Facility footprint decisions could be swayed by changing federal incentives
In the new year, companies' decisions to open, close or invest in facilities may hinge in part on industry consolidation and new leadership in Washington, D.C.
Some company executives have expressed concern that infrastructure funding offered under the Biden administration will dry up, such as money allocated for procuring energy-efficient or lower carbon manufacturing equipment. But others believe that potential tax breaks or incentives expected under Trump could fuel equipment purchasing and footprint expansion decisions.
For instance, Trump has floated policy ideas to boost manufacturing that include expanding research and development tax credits and lowering corporate tax rates for companies that produce goods domestically. On the flip side, he has vowed to repeal the Inflation Reduction Act. That legislation has funded projects for energy-intensive industries, including decarbonization and emissions-reducing equipment upgrades for companies such as International Paper, O-I Glass and others.

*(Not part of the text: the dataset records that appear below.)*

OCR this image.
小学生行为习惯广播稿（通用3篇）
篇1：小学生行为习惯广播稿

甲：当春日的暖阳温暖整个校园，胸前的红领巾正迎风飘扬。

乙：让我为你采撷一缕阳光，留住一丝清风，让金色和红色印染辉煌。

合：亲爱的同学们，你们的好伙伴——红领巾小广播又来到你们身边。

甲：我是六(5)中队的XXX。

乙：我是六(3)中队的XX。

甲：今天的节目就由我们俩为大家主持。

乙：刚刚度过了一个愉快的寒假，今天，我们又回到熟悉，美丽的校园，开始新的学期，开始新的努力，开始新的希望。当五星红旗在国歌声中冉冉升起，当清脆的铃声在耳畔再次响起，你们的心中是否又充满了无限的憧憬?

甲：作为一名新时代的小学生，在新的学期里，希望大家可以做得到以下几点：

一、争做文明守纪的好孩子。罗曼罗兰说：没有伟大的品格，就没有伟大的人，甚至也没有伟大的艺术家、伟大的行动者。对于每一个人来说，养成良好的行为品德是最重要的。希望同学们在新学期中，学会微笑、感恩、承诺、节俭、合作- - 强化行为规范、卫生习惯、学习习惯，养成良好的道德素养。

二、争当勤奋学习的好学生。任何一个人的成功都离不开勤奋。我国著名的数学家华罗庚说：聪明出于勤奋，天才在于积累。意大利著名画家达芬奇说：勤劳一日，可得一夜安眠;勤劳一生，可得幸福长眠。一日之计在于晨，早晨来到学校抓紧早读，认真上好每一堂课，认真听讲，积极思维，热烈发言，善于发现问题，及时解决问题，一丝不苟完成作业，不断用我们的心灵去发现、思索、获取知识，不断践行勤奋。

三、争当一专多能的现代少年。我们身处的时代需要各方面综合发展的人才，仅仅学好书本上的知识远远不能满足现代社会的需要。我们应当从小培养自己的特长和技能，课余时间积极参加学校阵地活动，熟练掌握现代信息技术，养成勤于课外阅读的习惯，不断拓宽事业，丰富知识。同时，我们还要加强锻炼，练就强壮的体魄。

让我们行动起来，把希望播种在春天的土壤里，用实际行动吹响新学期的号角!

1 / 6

Demand rebounds and growth prospects that would prompt investments vary by sector, according to analysts. For instance, a surge of containerboard plants came online in the past few years, and then capacity quickly halved amid weak demand. U.S. producers could remove up to 2.5 million additional tons of containerboard capacity from their footprints in the next five years, according to Wells Fargo Corporate & Investment Banking analysts.

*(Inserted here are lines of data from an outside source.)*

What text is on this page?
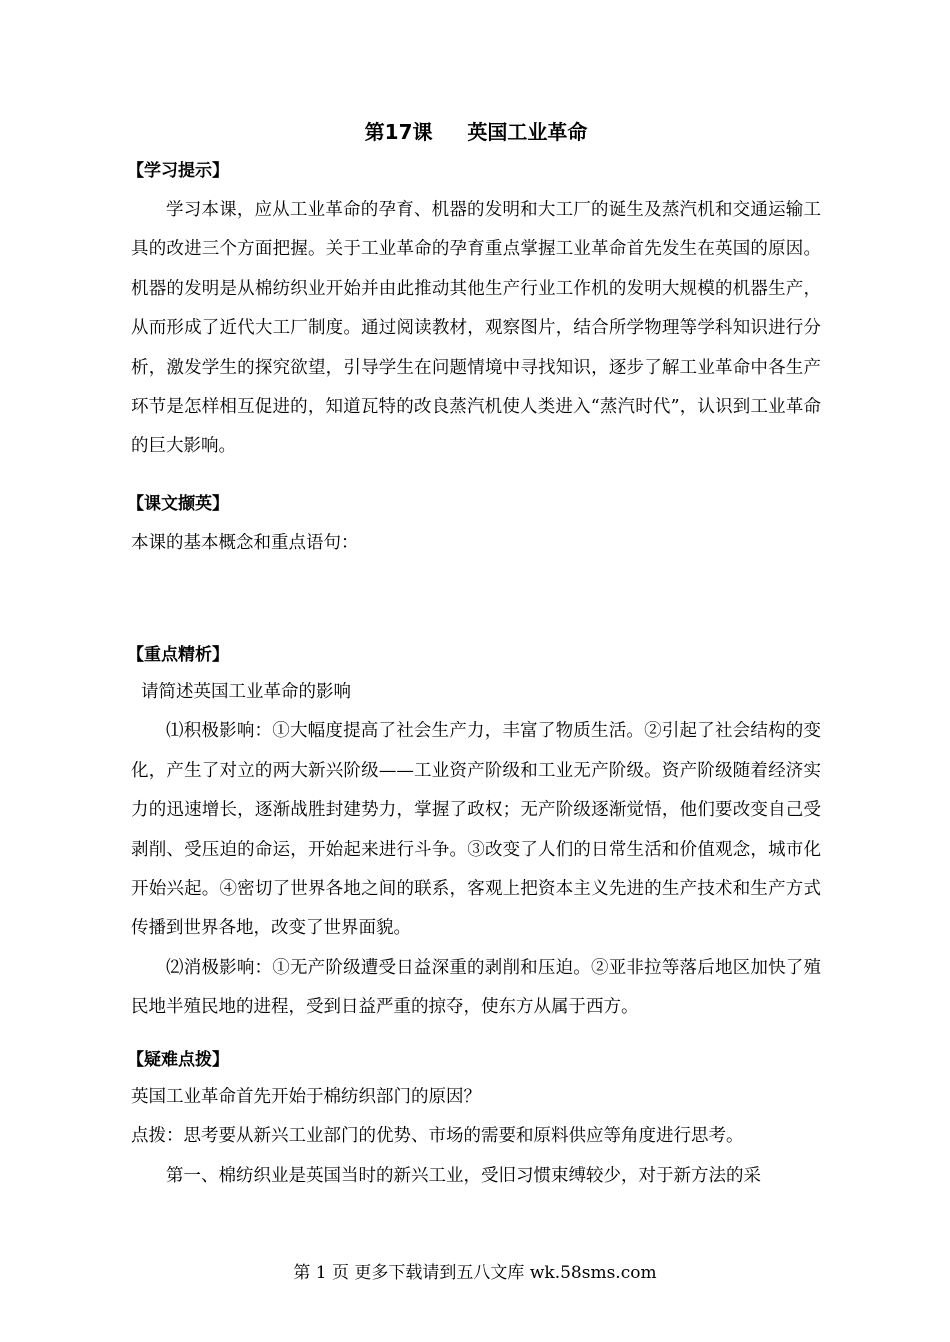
第17课     英国工业革命
【学习提示】
学习本课，应从工业革命的孕育、机器的发明和大工厂的诞生及蒸汽机和交通运输工具的改进三个方面把握。关于工业革命的孕育重点掌握工业革命首先发生在英国的原因。机器的发明是从棉纺织业开始并由此推动其他生产行业工作机的发明大规模的机器生产，从而形成了近代大工厂制度。通过阅读教材，观察图片，结合所学物理等学科知识进行分析，激发学生的探究欲望，引导学生在问题情境中寻找知识，逐步了解工业革命中各生产环节是怎样相互促进的，知道瓦特的改良蒸汽机使人类进入“蒸汽时代”，认识到工业革命的巨大影响。
【课文撷英】
本课的基本概念和重点语句：
【重点精析】
请简述英国工业革命的影响
⑴积极影响：①大幅度提高了社会生产力，丰富了物质生活。②引起了社会结构的变化，产生了对立的两大新兴阶级——工业资产阶级和工业无产阶级。资产阶级随着经济实力的迅速增长，逐渐战胜封建势力，掌握了政权；无产阶级逐渐觉悟，他们要改变自己受剥削、受压迫的命运，开始起来进行斗争。③改变了人们的日常生活和价值观念，城市化开始兴起。④密切了世界各地之间的联系，客观上把资本主义先进的生产技术和生产方式传播到世界各地，改变了世界面貌。
⑵消极影响：①无产阶级遭受日益深重的剥削和压迫。②亚非拉等落后地区加快了殖民地半殖民地的进程，受到日益严重的掠夺，使东方从属于西方。
【疑难点拨】
英国工业革命首先开始于棉纺织部门的原因？
点拨：思考要从新兴工业部门的优势、市场的需要和原料供应等角度进行思考。
第一、棉纺织业是英国当时的新兴工业，受旧习惯束缚较少，对于新方法的采
第 1 页 更多下载请到五八文库 wk.58sms.com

As with the M&A trend, international companies also are garnering attention for making investments in North American operations.
In October, Greece-based Flexopack revealed its intention to build its first U.S.-based flexible packaging facility, in Pennsylvania. In November, Netherlands-based Nelipak announced it had opened its first North American flexible packaging production site, in North Carolina. And already this month, Nigeria-based The Paper Packaging Co. disclosed its plan to establish a presence in the U.S. early in 2025.

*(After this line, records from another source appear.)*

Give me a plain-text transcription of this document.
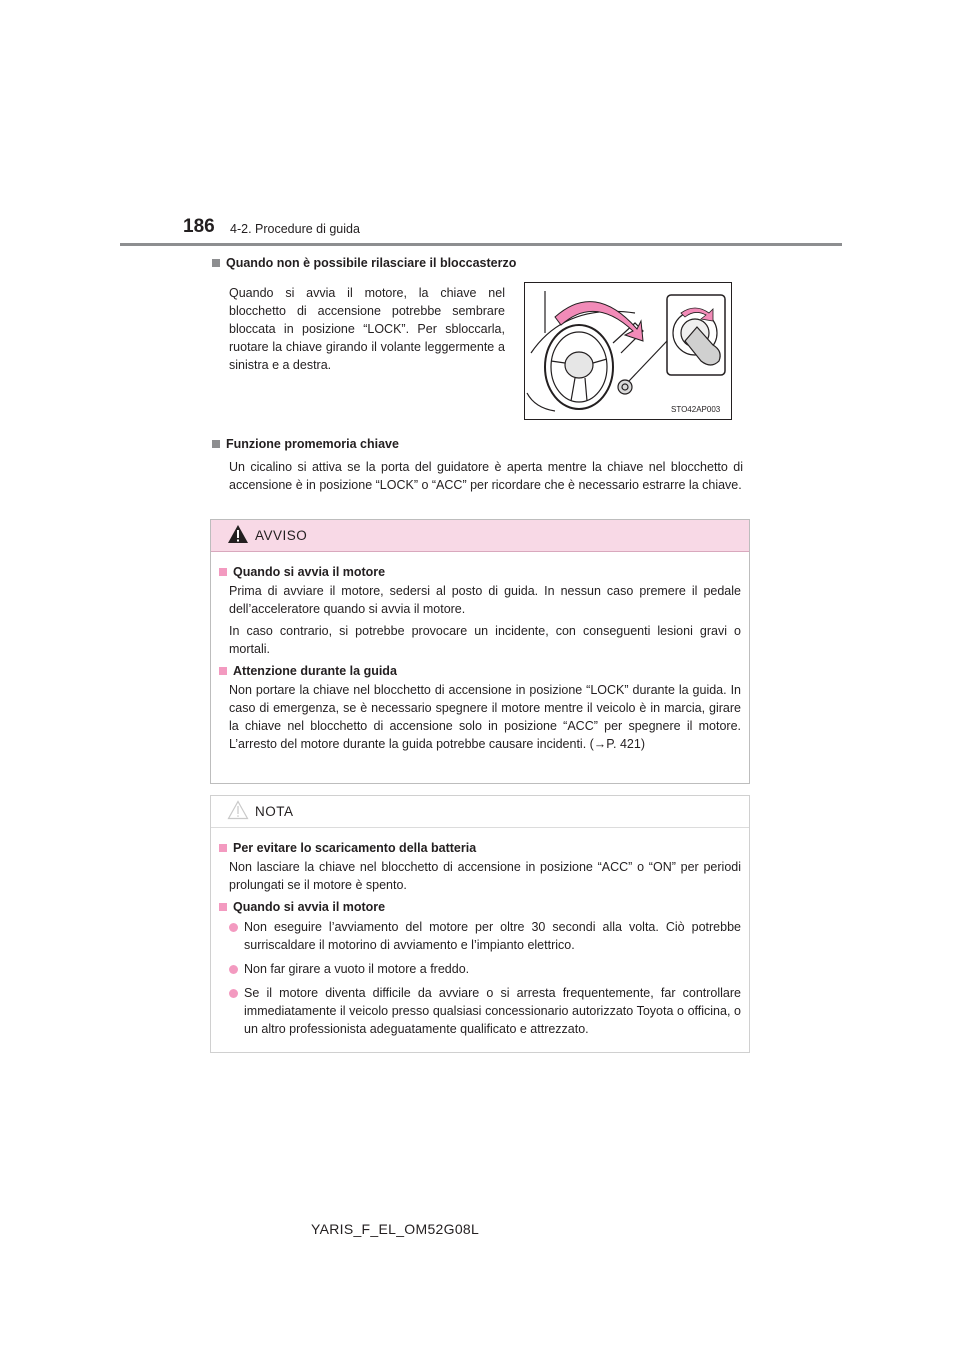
186 4-2. Procedure di guida
Quando non è possibile rilasciare il bloccasterzo
Quando si avvia il motore, la chiave nel blocchetto di accensione potrebbe sembrare bloccata in posizione “LOCK”. Per sbloccarla, ruotare la chiave girando il volante leggermente a sinistra e a destra.
STO42AP003
Funzione promemoria chiave
Un cicalino si attiva se la porta del guidatore è aperta mentre la chiave nel blocchetto di accensione è in posizione “LOCK” o “ACC” per ricordare che è necessario estrarre la chiave.
AVVISO
Quando si avvia il motore
Prima di avviare il motore, sedersi al posto di guida. In nessun caso premere il pedale dell’acceleratore quando si avvia il motore.
In caso contrario, si potrebbe provocare un incidente, con conseguenti lesioni gravi o mortali.
Attenzione durante la guida
Non portare la chiave nel blocchetto di accensione in posizione “LOCK” durante la guida. In caso di emergenza, se è necessario spegnere il motore mentre il veicolo è in marcia, girare la chiave nel blocchetto di accensione solo in posizione “ACC” per spegnere il motore. L’arresto del motore durante la guida potrebbe causare incidenti. (→P. 421)
NOTA
Per evitare lo scaricamento della batteria
Non lasciare la chiave nel blocchetto di accensione in posizione “ACC” o “ON” per periodi prolungati se il motore è spento.
Quando si avvia il motore
Non eseguire l’avviamento del motore per oltre 30 secondi alla volta. Ciò potrebbe surriscaldare il motorino di avviamento e l’impianto elettrico.
Non far girare a vuoto il motore a freddo.
Se il motore diventa difficile da avviare o si arresta frequentemente, far controllare immediatamente il veicolo presso qualsiasi concessionario autorizzato Toyota o officina, o un altro professionista adeguatamente qualificato e attrezzato.
YARIS_F_EL_OM52G08L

Is 2030 the new 2025 for plastic reduction targets?
It’s now 2025 and the world’s largest brands haven’t all converted to more circular packaging as many organizations’ goals had laid out. A changing social and political environment offers a potential turning point or opportunity to double down on potentially redesigned packaging sustainability strategies and expectations going forward.
Some major companies publicly acknowledged this reality. Unilever shared an updated list of targets bound to different dates over the next decade. For organizations that have voluntarily aligned with the U.S. Plastics Pact, a road map to reducing virgin plastic and upping recycling and recycled content use was last year updated and shifted from 2025 to 2030.
Throughout this year and into next, companies could share more on lessons learned from the lead-up to 2025 and new approaches to next-generation targets. This could result in better-informed, more individually tailored goal-setting for the future.
Globally, although an internationally binding agreement on preventing plastic pollution was slated to be decided in 2024, negotiations are expected to continue in 2025 – this time with U.S. representation falling under a Republican administration.
It remains to be seen how regulatory and political tides shifting away from ESG will impact sustainability pressure and ambition – greenhushing could be a concern – when many companies have pointed out that those efforts were underpinned by consumer demand anyway.
Local and state governments and environmental advocates seek to leverage the judicial system to lobby for change, but high-profile cases are hitting roadblocks. The New York attorney general’s lawsuit against PepsiCo over plastic pollution was dismissed in November. California’s attorney general is in a court battle with ExxonMobil: It sued the company last year, including for alleged limitations around mechanical and chemical recycling; the company countered with its own lawsuit this week, alleging defamation.